Changes to make decorated API methods no longer type-opaque.

```
$ echo 'import triton; reveal_type(triton.language.max)' | mypy /dev/stdin
/dev/stdin:1: note: Revealed type is "def (input: Any, axis: Any, _builder: Any =) -> Any"
Success: no issues found in 1 source file
```
---
 python/triton/language/core.py | 17 ++++-----
 python/triton/runtime/jit.py   | 64 ++++++++++++++++++++++++++--------
 2 files changed, 58 insertions(+), 23 deletions(-)

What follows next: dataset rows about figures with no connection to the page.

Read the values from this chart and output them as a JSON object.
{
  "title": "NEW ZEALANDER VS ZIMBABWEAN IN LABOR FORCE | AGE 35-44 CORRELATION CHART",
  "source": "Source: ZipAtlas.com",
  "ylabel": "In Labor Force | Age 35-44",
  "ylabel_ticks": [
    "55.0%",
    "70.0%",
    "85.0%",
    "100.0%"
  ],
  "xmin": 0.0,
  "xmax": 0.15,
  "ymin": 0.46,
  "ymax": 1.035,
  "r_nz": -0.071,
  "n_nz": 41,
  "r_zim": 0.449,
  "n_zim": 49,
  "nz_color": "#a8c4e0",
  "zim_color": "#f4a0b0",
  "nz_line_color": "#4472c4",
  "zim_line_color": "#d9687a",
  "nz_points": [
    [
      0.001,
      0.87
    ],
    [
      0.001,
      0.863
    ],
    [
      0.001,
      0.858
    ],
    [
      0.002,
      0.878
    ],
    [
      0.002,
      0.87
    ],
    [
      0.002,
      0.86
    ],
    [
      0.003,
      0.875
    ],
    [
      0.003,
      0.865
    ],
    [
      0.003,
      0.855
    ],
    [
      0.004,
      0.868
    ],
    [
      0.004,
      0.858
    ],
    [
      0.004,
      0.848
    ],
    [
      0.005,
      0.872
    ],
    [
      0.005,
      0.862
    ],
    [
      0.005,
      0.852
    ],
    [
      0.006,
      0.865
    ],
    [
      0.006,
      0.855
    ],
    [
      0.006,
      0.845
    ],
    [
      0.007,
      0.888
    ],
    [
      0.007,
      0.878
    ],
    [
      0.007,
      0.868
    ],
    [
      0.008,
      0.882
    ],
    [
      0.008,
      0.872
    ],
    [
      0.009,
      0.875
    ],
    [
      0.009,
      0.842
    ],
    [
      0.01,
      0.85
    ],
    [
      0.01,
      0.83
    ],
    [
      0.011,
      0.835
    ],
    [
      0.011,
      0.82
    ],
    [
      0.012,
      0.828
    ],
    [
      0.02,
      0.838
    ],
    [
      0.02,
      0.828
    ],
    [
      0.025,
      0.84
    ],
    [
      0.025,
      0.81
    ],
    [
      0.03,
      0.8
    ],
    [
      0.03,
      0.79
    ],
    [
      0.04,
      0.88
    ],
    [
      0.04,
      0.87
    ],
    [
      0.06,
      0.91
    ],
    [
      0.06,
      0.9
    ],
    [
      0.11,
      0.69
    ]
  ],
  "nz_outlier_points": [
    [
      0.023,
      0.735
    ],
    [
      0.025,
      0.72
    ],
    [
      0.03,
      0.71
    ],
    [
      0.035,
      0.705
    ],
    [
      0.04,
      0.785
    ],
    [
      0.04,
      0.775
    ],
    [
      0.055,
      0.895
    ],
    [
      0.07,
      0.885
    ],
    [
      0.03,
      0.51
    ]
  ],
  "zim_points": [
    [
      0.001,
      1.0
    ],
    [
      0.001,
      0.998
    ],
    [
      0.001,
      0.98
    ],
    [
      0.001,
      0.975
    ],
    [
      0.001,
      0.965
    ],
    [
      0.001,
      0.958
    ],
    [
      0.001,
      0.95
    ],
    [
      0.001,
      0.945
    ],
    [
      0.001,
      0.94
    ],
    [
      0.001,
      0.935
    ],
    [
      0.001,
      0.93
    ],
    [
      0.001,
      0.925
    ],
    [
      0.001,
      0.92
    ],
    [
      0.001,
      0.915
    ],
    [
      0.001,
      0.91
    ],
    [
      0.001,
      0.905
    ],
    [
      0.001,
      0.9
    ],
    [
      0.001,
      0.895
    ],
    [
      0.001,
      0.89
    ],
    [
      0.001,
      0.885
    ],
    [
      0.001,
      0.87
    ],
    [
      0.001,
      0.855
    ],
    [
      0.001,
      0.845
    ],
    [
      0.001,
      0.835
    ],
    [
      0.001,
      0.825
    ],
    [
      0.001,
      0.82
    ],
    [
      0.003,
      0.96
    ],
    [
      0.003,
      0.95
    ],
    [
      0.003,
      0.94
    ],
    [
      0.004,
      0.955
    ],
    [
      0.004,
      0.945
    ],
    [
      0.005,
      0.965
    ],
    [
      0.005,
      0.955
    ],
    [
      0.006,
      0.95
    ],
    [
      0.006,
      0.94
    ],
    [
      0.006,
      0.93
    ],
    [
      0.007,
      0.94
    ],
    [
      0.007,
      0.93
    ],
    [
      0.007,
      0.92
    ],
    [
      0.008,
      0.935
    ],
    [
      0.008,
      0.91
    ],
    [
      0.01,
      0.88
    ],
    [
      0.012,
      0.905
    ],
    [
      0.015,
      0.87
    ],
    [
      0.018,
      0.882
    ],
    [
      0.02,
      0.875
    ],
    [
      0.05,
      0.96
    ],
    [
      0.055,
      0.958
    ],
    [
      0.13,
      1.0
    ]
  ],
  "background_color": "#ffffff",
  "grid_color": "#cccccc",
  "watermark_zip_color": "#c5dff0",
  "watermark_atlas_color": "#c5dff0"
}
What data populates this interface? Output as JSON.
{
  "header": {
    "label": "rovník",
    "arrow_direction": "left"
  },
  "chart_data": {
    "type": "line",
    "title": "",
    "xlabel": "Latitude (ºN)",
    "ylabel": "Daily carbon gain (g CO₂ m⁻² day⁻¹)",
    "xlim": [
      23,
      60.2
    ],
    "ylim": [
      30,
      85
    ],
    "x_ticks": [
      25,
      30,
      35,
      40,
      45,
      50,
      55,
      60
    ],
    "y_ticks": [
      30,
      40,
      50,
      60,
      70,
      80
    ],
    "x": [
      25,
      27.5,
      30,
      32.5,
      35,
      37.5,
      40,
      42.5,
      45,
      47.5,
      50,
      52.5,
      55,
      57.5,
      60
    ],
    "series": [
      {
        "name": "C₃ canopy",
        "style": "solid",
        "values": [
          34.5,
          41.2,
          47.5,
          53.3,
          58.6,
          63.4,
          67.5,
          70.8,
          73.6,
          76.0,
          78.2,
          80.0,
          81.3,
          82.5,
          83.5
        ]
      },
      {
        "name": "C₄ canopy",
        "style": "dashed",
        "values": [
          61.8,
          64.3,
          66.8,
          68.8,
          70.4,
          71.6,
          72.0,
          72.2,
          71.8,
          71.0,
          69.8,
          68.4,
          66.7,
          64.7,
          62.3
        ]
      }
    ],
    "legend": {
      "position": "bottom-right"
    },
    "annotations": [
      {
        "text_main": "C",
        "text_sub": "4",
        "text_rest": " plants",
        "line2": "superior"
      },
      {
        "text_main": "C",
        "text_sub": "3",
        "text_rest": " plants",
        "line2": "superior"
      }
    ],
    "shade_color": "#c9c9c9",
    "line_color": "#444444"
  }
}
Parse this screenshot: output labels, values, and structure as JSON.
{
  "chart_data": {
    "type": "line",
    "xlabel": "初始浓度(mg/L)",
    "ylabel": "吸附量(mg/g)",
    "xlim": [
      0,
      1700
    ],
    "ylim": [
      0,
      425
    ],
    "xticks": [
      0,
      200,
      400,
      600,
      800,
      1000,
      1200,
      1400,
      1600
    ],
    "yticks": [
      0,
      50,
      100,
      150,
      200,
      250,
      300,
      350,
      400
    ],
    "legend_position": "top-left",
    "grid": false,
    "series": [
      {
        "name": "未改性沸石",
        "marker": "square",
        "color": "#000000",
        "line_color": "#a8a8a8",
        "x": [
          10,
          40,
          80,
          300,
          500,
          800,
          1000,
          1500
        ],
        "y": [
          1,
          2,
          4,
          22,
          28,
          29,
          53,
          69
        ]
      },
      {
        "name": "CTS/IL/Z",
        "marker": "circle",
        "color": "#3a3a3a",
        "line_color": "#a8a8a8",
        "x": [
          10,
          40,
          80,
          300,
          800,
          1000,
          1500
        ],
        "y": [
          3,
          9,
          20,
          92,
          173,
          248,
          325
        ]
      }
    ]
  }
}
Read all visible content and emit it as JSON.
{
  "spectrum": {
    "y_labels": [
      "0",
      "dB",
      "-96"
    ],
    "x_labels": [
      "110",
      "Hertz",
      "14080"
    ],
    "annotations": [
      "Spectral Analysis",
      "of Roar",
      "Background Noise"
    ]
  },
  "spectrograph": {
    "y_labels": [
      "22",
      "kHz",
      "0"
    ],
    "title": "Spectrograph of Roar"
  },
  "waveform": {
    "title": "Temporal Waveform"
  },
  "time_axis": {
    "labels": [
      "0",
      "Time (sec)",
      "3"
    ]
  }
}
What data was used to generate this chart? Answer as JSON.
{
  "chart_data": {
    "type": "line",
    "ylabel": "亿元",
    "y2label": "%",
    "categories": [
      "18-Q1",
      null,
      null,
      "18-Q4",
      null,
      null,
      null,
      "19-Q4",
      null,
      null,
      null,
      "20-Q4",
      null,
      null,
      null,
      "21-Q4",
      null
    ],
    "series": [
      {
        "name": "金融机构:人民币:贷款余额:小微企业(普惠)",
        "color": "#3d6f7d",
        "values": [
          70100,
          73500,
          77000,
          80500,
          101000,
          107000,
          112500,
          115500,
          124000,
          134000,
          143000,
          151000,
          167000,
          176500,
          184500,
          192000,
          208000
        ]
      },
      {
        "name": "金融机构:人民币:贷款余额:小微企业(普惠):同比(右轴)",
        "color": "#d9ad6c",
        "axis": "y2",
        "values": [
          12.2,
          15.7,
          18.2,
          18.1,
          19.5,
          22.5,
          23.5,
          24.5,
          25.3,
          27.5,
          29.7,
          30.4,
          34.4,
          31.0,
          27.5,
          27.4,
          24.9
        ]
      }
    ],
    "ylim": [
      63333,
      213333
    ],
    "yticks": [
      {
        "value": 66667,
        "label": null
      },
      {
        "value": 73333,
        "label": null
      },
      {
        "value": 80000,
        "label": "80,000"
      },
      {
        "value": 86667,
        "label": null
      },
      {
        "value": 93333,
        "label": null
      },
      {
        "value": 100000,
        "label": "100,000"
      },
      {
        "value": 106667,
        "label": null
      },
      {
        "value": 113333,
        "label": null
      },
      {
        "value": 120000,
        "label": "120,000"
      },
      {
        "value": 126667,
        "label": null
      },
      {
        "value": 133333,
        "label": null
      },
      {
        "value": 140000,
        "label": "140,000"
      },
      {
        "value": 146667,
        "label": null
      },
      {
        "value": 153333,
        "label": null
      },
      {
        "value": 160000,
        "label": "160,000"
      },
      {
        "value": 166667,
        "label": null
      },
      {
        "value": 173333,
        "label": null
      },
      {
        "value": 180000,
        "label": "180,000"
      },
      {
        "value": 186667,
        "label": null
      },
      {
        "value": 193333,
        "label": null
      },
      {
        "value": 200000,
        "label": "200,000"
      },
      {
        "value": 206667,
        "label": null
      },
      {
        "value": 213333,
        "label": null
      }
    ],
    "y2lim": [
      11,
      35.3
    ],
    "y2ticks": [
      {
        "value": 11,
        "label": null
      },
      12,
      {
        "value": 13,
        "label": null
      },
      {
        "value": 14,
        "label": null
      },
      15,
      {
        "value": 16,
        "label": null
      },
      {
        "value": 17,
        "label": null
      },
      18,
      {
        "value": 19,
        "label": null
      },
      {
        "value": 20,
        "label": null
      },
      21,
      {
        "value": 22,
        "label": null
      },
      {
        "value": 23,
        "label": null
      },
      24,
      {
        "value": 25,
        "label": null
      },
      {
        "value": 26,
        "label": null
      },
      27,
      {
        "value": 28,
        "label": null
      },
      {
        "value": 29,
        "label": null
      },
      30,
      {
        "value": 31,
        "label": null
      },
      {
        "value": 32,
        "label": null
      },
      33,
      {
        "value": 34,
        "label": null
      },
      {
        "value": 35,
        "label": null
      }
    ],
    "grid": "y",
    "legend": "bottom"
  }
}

diff --git a/python/triton/language/core.py b/python/triton/language/core.py
index 57a7b3b52..7fb2cf2ae 100644
--- a/python/triton/language/core.py
+++ b/python/triton/language/core.py
@@ -2,12 +2,13 @@ from __future__ import annotations
 
 from enum import Enum
 from functools import wraps
-from typing import List
+from typing import List, Callable, TypeVar
 
 import triton
 from . import semantic
 from triton._C.libtriton.triton import ir
 
+T = TypeVar('T')
 
 def _to_tensor(x, builder):
     if isinstance(x, bool):
@@ -33,7 +34,7 @@ def _to_tensor(x, builder):
     assert False, f'cannot convert {x} to tensor'
 
 
-def builtin(fn):
+def builtin(fn: T) -> T:
     @wraps(fn)
     def wrapper(*args, **kwargs):
         if '_builder' not in kwargs or \
@@ -851,9 +852,9 @@ def store(pointer, value, mask=None, _builder=None):
 # Atomic Memory Operations
 # -----------------------
 
-def _add_atomic_docstr(name):
+def _add_atomic_docstr(name: str) -> Callable[[T], T]:
 
-    def _decorator(func):
+    def _decorator(func: T) -> T:
         docstr = """
     Performs an atomic {name} at the memory location specified by :code:`pointer`.
 
@@ -974,9 +975,9 @@ def fdiv(x, y, ieee_rounding=False, _builder=None):
     return semantic.fdiv(x, y, ieee_rounding, _builder)
 
 
-def _add_math_1arg_docstr(name):
+def _add_math_1arg_docstr(name: str) -> Callable[[T], T]:
 
-    def _decorator(func):
+    def _decorator(func: T) -> T:
         docstr = """
     Computes the element-wise {name} of :code:`x`
 
@@ -1023,9 +1024,9 @@ def sqrt(x, _builder=None):
 # Reductions
 # -----------------------
 
-def _add_reduction_docstr(name):
+def _add_reduction_docstr(name: str) -> Callable[[T], T]:
 
-    def _decorator(func):
+    def _decorator(func: T) -> T:
         docstr = """
     Returns the {name} of all elements in the :code:`input` tensor along the provided :code:`axis`
 
diff --git a/python/triton/runtime/jit.py b/python/triton/runtime/jit.py
index 8d3704fbf..83ee33806 100644
--- a/python/triton/runtime/jit.py
+++ b/python/triton/runtime/jit.py
@@ -8,6 +8,7 @@ import os
 import subprocess
 import textwrap
 from collections import namedtuple
+from typing import TypeVar, Generic, cast, Callable, overload, Optional, Iterable, Union
 
 import torch
 
@@ -19,6 +20,9 @@ try:
 except ImportError:
     get_cuda_stream = lambda dev_idx: torch.cuda.current_stream(dev_idx).cuda_stream
 
+
+T = TypeVar('T')
+
 # -----------------------------------------------------------------------------
 # Dependencies Finder
 # -----------------------------------------------------------------------------
@@ -94,20 +98,20 @@ def version_key():
     return '-'.join(triton.__version__) + '-' + ptxas_version + '-' + '-'.join(contents)
 
 
-class KernelInterface:
+class KernelInterface(Generic[T]):
+    run: T
 
-    def __getitem__(self, grid):
+    def __getitem__(self, grid) -> T:
         """
         A JIT function is launched with: fn[grid](*args, **kwargs).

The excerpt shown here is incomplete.